As simple as this sounds you all know this is painfully ambitious, but it is my goal to stay organized and on top of my daily chores.

Weekly

  • Microwave
  • Refrigerator
  • Pantry
  • Hall Closet
  • Bookshelves
  • Toys
  • Children's drawers
Monthly
  • Garage
  • Car inside and out
  • Junk Drawer
  • Laundry closets
  • Desk

Wednesday, December 19, 2007

Hired Help

While folding my tenth load of laundry yesterday, I watched a few minutes of an old Doris Day movie. There are so many cultural differences between the early sixties and today, to start with practically all of her movies have a moral dilemma that she is trying to navigate with good humor. That Touch Of Mink and Move Over, Darling couldn't even be made as Hallmark movies today because the sexual morality is so innocent. But that isn't what struck me the most.
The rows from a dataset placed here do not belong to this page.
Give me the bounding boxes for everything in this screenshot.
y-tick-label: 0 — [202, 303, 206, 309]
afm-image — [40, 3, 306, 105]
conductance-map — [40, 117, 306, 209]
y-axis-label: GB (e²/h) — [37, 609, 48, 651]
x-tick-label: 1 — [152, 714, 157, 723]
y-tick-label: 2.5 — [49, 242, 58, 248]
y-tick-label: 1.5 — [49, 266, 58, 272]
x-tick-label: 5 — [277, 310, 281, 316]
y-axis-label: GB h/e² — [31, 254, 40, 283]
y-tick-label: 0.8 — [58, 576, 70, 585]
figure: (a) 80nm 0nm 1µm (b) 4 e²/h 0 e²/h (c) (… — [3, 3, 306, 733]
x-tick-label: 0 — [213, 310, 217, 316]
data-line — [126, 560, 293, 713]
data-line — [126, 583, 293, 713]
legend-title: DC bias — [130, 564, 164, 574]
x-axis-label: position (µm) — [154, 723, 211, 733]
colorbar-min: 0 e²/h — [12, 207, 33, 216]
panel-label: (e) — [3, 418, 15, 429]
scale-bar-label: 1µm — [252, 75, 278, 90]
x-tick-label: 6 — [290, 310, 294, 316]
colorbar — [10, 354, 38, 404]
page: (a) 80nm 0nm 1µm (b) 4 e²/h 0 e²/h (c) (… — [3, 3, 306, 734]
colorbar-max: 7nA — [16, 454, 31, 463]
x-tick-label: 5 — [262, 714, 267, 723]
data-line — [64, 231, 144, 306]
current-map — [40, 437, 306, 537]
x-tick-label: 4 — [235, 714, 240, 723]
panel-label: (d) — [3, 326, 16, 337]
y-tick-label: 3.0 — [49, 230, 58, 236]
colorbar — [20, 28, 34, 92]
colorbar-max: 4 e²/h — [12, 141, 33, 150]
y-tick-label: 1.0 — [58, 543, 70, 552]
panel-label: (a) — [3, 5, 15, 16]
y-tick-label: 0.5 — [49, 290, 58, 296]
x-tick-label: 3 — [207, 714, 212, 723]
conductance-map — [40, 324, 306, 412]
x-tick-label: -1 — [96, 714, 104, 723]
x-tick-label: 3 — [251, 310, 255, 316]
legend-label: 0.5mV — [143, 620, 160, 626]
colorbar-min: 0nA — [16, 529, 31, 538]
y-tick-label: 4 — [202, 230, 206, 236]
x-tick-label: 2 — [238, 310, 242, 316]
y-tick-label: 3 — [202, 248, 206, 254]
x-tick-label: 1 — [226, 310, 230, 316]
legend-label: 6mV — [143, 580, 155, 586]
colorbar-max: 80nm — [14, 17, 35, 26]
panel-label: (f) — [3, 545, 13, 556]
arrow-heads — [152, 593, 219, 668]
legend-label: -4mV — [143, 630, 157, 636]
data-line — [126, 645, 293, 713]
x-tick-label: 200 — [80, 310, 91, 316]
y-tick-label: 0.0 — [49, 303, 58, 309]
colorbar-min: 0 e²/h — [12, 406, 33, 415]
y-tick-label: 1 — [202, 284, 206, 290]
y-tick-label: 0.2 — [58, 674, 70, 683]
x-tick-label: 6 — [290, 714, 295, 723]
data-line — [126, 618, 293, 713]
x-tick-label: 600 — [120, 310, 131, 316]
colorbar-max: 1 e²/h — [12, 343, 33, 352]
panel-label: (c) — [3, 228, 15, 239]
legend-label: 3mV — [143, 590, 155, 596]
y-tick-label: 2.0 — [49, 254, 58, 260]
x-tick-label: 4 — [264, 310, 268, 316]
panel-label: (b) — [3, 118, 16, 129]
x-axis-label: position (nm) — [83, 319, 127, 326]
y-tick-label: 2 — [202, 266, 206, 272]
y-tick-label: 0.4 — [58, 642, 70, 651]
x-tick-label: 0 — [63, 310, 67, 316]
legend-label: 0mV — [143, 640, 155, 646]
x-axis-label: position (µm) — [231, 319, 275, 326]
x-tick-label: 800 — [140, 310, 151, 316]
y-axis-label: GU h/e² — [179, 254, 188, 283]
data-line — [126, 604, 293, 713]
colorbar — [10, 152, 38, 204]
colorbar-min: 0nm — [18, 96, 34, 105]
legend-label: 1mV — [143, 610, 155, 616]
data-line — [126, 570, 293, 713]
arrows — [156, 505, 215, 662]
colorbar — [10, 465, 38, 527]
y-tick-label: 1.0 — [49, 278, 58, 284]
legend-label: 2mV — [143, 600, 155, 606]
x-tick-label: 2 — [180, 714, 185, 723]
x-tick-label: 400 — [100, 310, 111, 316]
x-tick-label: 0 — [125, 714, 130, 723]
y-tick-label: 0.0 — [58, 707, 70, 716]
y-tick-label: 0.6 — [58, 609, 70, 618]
With all of my holiday chores compounded by being out of electricity for half of last week, I couldn't help but be jealous of Doris Day's hired help. I collect vintage cookbooks and they often discuss the role of the domestic employee. Forty years ago housewives of a certain economic status had staff. Housewives, not lawyers or movie stars. Today's equivilent of these women may still have gardners and a cleaning service but live in staff has been relagated to the very wealthy. Even the lower classes of bygone years had grandmothers or spinster aunts that lived in the house to help with the children and chores.

We may have many conveniences our predecessors didn't have but being a housewife has always been a sunrise to sunset job. It's a wonder we're all running around frazzled, and I can't even imagine the stress on the single mother or the working mom. There literally aren't enough hours in the day to get all their work done.

For now I'll just have to take it in stride and remember that I'm working so feverishly in order to relax and enjoy myself over Christmas break.

Friday, December 7, 2007

I Think I Have Christmas OCD

I love Christmas. I look forward to every last little part of the whole season. I even love to be in the middle of a busy mall and watch people bustle by, their arms loaded with bags...

...but I have a confession to make, I think I have Christmas Obsessive Compulsive Disorder. It has always manifested in my selection of Christmas Cards. I start looking for the perfect cards before Thanksgiving and usually purchase two to three selections just to make sure everyone gets the right card. I purchase a new calligraphy pen and they cannot be sent out unless they have Madonna and Child stamps.

This year my COCD has spread to my daughters Christmas dresses. I am always particular about what my children wear, but their Christmas and Easter dresses are the two most important outfits of the year. Last year I stumbled onto a great sale in Dallas and I was done early.
For some reason this year I just cannot be satisfied. Every boutique, department store and resale shop in Tulsa and Owasso has been visited. So far I have bought two dresses for my eldest and I just lost out on one I really wanted on ebay, because I wasn't home when it ended. There must be 200 companies that make dresses for little girls, why can't any of them make something original? Even the World Wide Web is letting me down, why is everything I like online over $100? When will Le Pink learn to make a dress out of something other than shantung and tulle? Does everyone else feel satisfied with the banal cookie cutter offering this year???

I'm afraid. Next year it might the cards, the dresses and a completely new Christmas tree (it's started bothering me this year). This Happy Housewife needs to learn to be Happy with three beautiful healthy children, even if their Christmas outfits do coordinate but don't match.